Lebensbedingungen sind entscheidend
Aber er darf die Tiere nicht ausnutzen, zum Beispiel um rücksichtslos möglichst viel Geld mit ihnen zu verdienen. Wer also gerne Fleisch isst, der muss sich erkundigen, wie die Tiere gelebt haben und gestorben sind, damit Menschen sie essen können.
Buchhinweis
Der Text ist erschienen im Sammelband „Gibt es ein Leben nach dem Tod? Kinder fragen – Forscherinnen und Forscher antworten“. 13 Experten beantworten darin Fragen wie „Warum weinen wir, wenn jemand stirbt?“ – „Gibt es eine Hölle und brennt dort Feuer?“ oder „Was ist das Jüngste Gericht?“. Das von Albert Biesinger und Helga Kohler-Spiegel herausgegebene 140-seitige Buch (ISBN 978-3466371679) ist im Kösel-Verlag erschienen und kostet 18 Euro.
Auch wenn sich in der Nutztierhaltung bei uns in den letzten Jahren manches verbessert hat, können wir nicht mit gutem Gewissen sagen, dass die Tiere in unserer Fleischwirtschaft überall zufrieden, artgerecht und unter Beachtung des Tierwohls leben und sterben. Das hat auch damit zu tun, dass viele Menschen in Deutschland zu viel Fleisch essen und dafür möglichst wenig Geld ausgeben wollen oder können.

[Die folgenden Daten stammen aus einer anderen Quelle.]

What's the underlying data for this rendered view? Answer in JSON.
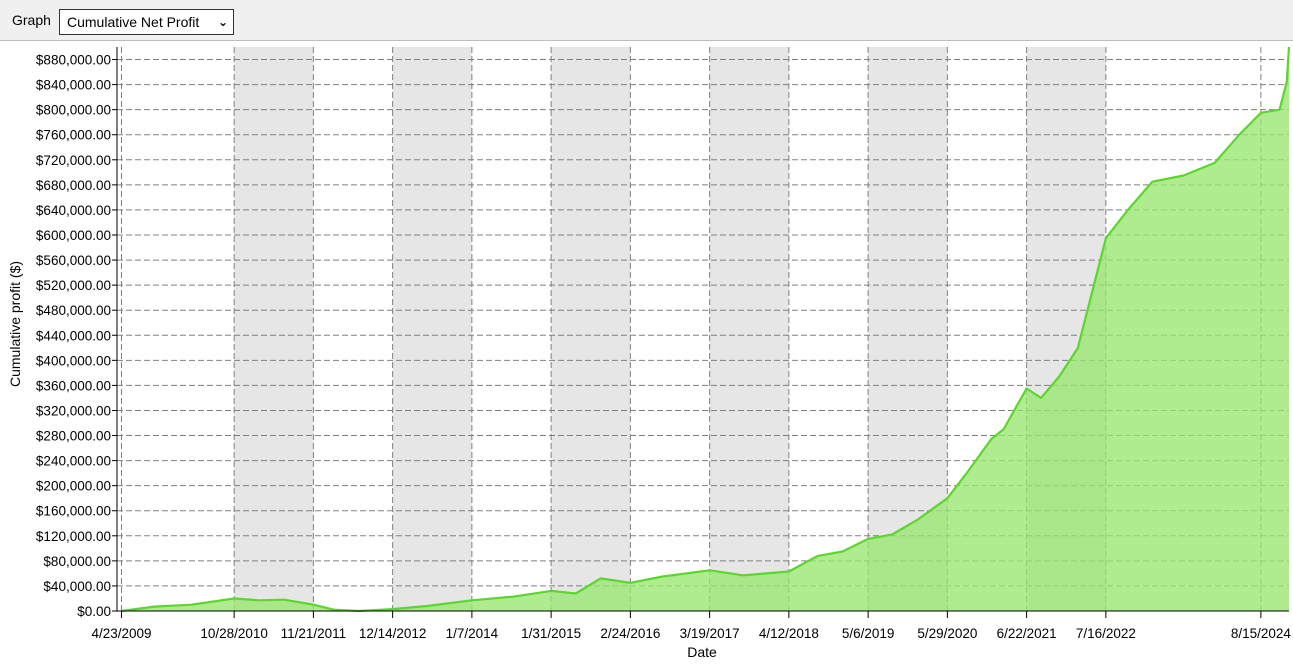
{
  "toolbar": {
    "graph_label": "Graph",
    "graph_select_value": "Cumulative Net Profit"
  },
  "colors": {
    "line": "#5cd62e",
    "fill": "#99e66f",
    "band": "#e6e6e6",
    "grid": "#808080"
  },
  "chart_data": {
    "type": "area",
    "title": "",
    "xlabel": "Date",
    "ylabel": "Cumulative profit ($)",
    "ylim": [
      0,
      900000
    ],
    "xlim": [
      "2009-04-01",
      "2024-12-31"
    ],
    "y_ticks": [
      0,
      40000,
      80000,
      120000,
      160000,
      200000,
      240000,
      280000,
      320000,
      360000,
      400000,
      440000,
      480000,
      520000,
      560000,
      600000,
      640000,
      680000,
      720000,
      760000,
      800000,
      840000,
      880000
    ],
    "y_tick_labels": [
      "$0.00",
      "$40,000.00",
      "$80,000.00",
      "$120,000.00",
      "$160,000.00",
      "$200,000.00",
      "$240,000.00",
      "$280,000.00",
      "$320,000.00",
      "$360,000.00",
      "$400,000.00",
      "$440,000.00",
      "$480,000.00",
      "$520,000.00",
      "$560,000.00",
      "$600,000.00",
      "$640,000.00",
      "$680,000.00",
      "$720,000.00",
      "$760,000.00",
      "$800,000.00",
      "$840,000.00",
      "$880,000.00"
    ],
    "x_tick_dates": [
      "2009-04-23",
      "2010-10-28",
      "2011-11-21",
      "2012-12-14",
      "2014-01-07",
      "2015-01-31",
      "2016-02-24",
      "2017-03-19",
      "2018-04-12",
      "2019-05-06",
      "2020-05-29",
      "2021-06-22",
      "2022-07-16",
      "2024-08-15"
    ],
    "x_tick_labels": [
      "4/23/2009",
      "10/28/2010",
      "11/21/2011",
      "12/14/2012",
      "1/7/2014",
      "1/31/2015",
      "2/24/2016",
      "3/19/2017",
      "4/12/2018",
      "5/6/2019",
      "5/29/2020",
      "6/22/2021",
      "7/16/2022",
      "8/15/2024"
    ],
    "shaded_bands": [
      [
        "2010-10-28",
        "2011-11-21"
      ],
      [
        "2012-12-14",
        "2014-01-07"
      ],
      [
        "2015-01-31",
        "2016-02-24"
      ],
      [
        "2017-03-19",
        "2018-04-12"
      ],
      [
        "2019-05-06",
        "2020-05-29"
      ],
      [
        "2021-06-22",
        "2022-07-16"
      ]
    ],
    "grid": true,
    "series": [
      {
        "x": [
          "2009-04-23",
          "2009-10-01",
          "2010-04-01",
          "2010-10-28",
          "2011-03-01",
          "2011-07-01",
          "2011-11-21",
          "2012-03-01",
          "2012-07-01",
          "2012-12-14",
          "2013-06-01",
          "2014-01-07",
          "2014-08-01",
          "2015-01-31",
          "2015-06-01",
          "2015-10-01",
          "2016-02-24",
          "2016-08-01",
          "2017-03-19",
          "2017-09-01",
          "2018-04-12",
          "2018-09-01",
          "2019-01-01",
          "2019-05-06",
          "2019-09-01",
          "2020-01-01",
          "2020-05-29",
          "2020-09-01",
          "2021-01-01",
          "2021-03-01",
          "2021-06-22",
          "2021-09-01",
          "2021-12-01",
          "2022-03-01",
          "2022-07-16",
          "2022-11-01",
          "2023-03-01",
          "2023-08-01",
          "2024-01-01",
          "2024-05-01",
          "2024-08-15",
          "2024-11-15",
          "2024-12-20",
          "2024-12-31"
        ],
        "y": [
          0,
          7000,
          10000,
          20000,
          17000,
          18000,
          10000,
          2000,
          0,
          3000,
          8000,
          17000,
          23000,
          32000,
          28000,
          52000,
          45000,
          55000,
          65000,
          57000,
          63000,
          88000,
          95000,
          115000,
          122000,
          145000,
          180000,
          220000,
          275000,
          290000,
          355000,
          340000,
          375000,
          420000,
          595000,
          640000,
          685000,
          695000,
          715000,
          760000,
          795000,
          800000,
          845000,
          900000
        ]
      }
    ]
  }
}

Auch Nutztieren steht der Himmel offen
Die Diskussion um das Wohl der Nutztiere, die Tierrechte und unsere Ernährung in der Zukunft hat gerade erst begonnen. Ich bin aber davon überzeugt, dass auch die Nutztiere geliebte Geschöpfe Gottes sind. Auch ihnen steht der Himmel offen. Papst Franziskus hat im Jahr 2015 einen wichtigen Text darüber geschrieben, wie wir Menschen mit der Natur und unserer Umwelt umgehen sollen, damit auch in Zukunft noch Menschen, Tiere und Pflanzen auf der Erde leben können.
Darin schreibt er: „Von ›Schöpfung‹ zu sprechen, ist für die jüdisch-christliche Überlieferung mehr, als von Natur zu sprechen, denn es hat mit einem Plan der Liebe Gottes zu tun, wo jedes Geschöpf einen Wert und eine Bedeutung besitzt.“ In diesem Plan von Gottes Liebe ist Platz für dich und mich, für Spatzen, Hühner, Schweine und natürlich für meinen alten Hund Charlie. Und der Plan reicht über unseren Tod bis in ein neues Leben, glaube ich.